ABCtales act as my agent. They receive 25% of net profit. That’s the money that’s left after the costs of paying Luke and other zeligs have been met for editing, publishing etc. If you look at the figures for the first print run it’s not very much. But I’m sure Unbound and ABCtales would hope for the kind of Harry Potter magic that makes small publishing houses into large conglomerates.  I’m not a fan of agents. Their parasitical and cancer-like growth have outsourced many of the rights accrued to ordinary workers offer the last seventy years. But ABCtales has been a service I’ve freely used.  It has also given me the chance to get published.  I don’t begrudge and have no great interest in the possible and what remains more a hypothetical—rather than actual—profit, especially as it would subsidize other would-be writers.

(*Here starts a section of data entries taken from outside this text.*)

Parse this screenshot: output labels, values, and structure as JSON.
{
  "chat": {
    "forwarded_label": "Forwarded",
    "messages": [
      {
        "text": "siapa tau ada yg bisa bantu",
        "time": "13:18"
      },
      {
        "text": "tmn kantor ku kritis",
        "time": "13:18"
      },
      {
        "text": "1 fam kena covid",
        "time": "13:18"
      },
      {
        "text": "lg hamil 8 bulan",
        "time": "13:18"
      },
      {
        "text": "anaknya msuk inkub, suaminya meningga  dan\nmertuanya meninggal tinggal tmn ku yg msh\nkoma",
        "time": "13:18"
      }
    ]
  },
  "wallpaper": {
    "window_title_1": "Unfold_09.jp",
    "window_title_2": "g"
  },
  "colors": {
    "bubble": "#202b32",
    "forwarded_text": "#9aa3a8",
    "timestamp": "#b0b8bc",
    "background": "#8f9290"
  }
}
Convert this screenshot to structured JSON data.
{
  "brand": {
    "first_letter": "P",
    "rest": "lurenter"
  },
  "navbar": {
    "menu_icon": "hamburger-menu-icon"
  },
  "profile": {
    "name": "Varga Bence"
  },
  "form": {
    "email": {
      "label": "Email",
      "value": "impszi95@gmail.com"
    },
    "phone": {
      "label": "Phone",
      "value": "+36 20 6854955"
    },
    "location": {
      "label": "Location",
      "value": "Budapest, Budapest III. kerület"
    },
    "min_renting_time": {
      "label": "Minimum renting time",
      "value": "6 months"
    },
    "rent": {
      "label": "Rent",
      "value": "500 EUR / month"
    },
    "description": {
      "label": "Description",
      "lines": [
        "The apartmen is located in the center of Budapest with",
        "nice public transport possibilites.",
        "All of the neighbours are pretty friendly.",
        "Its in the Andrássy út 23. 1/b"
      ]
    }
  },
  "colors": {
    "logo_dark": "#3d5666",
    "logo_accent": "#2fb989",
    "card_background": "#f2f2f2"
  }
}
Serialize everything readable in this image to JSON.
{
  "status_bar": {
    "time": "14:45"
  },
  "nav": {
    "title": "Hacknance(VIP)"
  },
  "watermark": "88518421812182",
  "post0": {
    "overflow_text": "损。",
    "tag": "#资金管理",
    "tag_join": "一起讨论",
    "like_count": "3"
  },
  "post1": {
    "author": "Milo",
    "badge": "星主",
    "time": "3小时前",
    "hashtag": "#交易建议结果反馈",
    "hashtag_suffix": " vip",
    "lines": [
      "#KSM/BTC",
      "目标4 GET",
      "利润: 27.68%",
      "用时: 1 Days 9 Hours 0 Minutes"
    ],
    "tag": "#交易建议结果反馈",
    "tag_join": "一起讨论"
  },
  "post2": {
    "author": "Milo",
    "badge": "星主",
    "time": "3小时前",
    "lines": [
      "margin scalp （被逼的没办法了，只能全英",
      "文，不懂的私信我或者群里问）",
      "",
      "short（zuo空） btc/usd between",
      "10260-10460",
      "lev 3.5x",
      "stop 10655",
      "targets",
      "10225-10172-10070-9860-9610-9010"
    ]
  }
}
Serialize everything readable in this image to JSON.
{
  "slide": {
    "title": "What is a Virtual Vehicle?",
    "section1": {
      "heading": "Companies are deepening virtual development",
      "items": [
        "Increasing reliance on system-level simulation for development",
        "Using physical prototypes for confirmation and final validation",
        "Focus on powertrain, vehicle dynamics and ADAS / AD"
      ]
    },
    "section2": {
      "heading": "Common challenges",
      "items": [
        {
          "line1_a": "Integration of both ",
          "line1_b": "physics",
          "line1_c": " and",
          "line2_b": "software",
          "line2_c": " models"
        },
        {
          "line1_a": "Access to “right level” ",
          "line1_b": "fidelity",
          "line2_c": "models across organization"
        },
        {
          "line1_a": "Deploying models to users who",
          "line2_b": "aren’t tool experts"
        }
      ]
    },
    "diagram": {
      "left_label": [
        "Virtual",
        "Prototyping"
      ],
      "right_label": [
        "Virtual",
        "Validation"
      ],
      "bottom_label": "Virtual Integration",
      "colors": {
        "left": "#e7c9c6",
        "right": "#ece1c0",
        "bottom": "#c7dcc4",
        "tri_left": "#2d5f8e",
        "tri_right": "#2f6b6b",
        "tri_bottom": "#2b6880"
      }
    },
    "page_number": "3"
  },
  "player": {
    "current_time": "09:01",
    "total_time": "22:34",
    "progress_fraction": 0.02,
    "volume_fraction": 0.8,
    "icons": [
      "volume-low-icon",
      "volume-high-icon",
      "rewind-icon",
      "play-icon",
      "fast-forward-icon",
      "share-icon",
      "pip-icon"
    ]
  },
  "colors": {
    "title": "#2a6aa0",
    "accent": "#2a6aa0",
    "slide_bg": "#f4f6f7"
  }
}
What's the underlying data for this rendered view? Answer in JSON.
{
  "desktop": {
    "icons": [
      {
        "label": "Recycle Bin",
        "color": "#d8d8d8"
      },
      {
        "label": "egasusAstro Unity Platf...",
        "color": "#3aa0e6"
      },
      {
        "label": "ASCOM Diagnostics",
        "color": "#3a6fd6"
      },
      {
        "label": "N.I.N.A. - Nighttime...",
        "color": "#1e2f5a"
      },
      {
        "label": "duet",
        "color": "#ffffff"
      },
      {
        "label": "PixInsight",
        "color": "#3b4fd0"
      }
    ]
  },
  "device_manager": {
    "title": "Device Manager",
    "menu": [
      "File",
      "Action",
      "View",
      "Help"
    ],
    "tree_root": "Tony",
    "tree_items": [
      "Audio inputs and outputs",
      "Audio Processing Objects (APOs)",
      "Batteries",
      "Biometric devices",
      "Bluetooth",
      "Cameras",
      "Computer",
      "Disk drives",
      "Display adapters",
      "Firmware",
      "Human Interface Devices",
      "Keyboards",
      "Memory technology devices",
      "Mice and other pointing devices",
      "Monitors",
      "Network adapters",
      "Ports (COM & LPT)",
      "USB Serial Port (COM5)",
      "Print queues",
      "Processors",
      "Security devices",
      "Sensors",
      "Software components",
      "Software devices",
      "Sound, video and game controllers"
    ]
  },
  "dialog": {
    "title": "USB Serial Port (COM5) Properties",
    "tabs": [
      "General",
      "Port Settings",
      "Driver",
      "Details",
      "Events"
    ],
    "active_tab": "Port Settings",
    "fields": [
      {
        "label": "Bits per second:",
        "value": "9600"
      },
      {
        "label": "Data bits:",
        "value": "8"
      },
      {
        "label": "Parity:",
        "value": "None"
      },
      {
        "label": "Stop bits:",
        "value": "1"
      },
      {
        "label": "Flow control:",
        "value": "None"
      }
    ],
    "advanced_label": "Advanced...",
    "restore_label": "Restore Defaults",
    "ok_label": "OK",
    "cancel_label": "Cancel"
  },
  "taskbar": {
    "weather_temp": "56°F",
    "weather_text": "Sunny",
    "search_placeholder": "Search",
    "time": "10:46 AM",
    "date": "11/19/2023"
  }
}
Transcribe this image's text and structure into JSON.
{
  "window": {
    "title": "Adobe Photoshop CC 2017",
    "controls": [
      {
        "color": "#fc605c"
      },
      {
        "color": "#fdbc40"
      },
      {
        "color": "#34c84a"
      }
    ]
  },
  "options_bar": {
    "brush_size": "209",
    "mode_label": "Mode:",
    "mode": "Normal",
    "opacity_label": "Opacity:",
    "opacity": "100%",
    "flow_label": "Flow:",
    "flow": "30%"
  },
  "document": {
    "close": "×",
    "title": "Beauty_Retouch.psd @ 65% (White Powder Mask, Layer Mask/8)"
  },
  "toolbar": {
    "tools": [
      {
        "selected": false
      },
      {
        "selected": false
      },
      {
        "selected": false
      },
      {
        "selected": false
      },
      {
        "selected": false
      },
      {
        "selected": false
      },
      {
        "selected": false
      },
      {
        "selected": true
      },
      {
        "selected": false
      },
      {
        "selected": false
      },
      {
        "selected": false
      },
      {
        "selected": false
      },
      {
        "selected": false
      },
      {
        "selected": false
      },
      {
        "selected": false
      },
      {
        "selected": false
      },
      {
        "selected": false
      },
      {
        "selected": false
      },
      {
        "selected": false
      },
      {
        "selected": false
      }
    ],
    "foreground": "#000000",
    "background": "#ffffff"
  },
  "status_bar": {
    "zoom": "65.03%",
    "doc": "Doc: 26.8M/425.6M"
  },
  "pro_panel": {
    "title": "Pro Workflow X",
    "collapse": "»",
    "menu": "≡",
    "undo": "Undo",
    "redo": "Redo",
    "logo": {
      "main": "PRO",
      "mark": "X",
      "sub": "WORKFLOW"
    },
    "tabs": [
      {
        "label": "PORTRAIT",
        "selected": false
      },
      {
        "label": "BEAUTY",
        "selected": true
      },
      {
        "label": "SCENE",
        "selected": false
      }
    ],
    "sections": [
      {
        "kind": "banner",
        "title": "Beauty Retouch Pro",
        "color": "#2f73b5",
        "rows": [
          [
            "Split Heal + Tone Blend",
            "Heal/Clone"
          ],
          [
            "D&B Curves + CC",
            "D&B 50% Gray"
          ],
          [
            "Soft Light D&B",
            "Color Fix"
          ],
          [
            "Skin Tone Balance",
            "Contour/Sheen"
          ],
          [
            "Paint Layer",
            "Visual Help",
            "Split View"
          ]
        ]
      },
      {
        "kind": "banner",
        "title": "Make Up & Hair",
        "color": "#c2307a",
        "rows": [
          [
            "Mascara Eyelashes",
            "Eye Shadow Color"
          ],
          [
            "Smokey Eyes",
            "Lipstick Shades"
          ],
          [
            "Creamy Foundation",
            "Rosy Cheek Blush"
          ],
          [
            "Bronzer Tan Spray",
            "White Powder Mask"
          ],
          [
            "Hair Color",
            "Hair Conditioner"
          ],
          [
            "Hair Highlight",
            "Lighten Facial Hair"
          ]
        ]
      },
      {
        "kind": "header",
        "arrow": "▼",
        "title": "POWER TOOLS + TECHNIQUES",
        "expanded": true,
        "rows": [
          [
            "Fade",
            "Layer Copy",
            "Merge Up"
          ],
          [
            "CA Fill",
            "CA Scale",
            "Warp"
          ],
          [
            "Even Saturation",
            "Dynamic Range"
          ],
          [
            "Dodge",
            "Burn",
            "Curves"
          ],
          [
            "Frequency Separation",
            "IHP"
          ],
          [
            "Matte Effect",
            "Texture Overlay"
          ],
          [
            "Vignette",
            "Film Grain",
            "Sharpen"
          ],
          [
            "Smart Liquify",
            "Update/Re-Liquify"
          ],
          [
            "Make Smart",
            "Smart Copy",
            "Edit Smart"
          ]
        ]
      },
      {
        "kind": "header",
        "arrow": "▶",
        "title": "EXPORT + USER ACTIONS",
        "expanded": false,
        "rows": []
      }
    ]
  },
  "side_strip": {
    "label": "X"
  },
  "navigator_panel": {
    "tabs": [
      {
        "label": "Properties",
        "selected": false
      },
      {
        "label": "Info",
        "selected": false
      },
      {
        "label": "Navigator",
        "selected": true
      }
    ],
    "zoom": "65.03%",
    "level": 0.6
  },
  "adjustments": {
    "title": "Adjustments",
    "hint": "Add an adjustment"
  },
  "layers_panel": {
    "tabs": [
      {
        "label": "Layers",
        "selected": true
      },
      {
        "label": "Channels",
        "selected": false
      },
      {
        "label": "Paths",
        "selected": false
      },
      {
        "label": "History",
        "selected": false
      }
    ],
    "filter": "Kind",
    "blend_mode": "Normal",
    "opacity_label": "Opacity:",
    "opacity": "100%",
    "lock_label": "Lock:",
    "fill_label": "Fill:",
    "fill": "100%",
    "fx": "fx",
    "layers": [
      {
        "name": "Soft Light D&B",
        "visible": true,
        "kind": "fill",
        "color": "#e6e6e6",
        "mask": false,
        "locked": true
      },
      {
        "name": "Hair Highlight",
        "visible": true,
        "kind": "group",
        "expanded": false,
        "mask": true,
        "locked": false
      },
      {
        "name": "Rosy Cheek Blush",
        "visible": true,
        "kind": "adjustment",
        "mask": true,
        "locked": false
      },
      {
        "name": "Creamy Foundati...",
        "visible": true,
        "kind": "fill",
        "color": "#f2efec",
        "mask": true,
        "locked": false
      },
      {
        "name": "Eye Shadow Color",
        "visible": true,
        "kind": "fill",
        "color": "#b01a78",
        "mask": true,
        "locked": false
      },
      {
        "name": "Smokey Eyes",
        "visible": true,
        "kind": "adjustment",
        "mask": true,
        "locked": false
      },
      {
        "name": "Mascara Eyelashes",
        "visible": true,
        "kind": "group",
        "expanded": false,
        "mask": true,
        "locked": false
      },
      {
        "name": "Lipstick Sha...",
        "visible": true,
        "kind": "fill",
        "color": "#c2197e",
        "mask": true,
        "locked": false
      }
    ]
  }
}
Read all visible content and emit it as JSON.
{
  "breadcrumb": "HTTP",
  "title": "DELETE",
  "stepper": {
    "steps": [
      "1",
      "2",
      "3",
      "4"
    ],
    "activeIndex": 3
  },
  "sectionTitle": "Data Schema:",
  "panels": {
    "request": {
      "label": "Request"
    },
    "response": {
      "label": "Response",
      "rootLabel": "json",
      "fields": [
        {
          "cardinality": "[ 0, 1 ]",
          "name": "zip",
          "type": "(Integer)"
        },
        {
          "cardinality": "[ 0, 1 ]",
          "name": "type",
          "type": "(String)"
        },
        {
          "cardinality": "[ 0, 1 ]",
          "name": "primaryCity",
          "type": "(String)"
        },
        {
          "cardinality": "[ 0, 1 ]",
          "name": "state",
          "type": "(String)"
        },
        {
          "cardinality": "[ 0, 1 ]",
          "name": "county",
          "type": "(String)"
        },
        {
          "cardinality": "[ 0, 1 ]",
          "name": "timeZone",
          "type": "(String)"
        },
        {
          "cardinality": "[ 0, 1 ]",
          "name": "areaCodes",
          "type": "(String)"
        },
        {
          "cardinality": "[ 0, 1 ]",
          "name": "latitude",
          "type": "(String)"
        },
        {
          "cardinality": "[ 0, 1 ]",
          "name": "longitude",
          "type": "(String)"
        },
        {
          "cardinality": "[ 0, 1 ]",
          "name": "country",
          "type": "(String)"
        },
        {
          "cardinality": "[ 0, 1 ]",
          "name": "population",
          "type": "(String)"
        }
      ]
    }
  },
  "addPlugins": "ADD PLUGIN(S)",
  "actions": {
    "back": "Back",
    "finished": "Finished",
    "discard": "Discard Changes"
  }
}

Unbound take 50% of net profit. The average long-term return on capital investments stands around 5% per annum. ABCtales has offered writers’ content which Unbound need to keep growing.  Creative industries with around 10% of GDP are one of the few growth areas in the economy. Unbound needs to keep growing, making superprofit, and needs to keep selling to stand still. It’s a symbiotic relationship with ABCtales.

My concern is simpler, finish what I started, but I’m not sure I can. I’m not moaning about it, simply highlighting a trend based on factual analysis. When I write things down, as I have here, I understand them better with a cherry on top.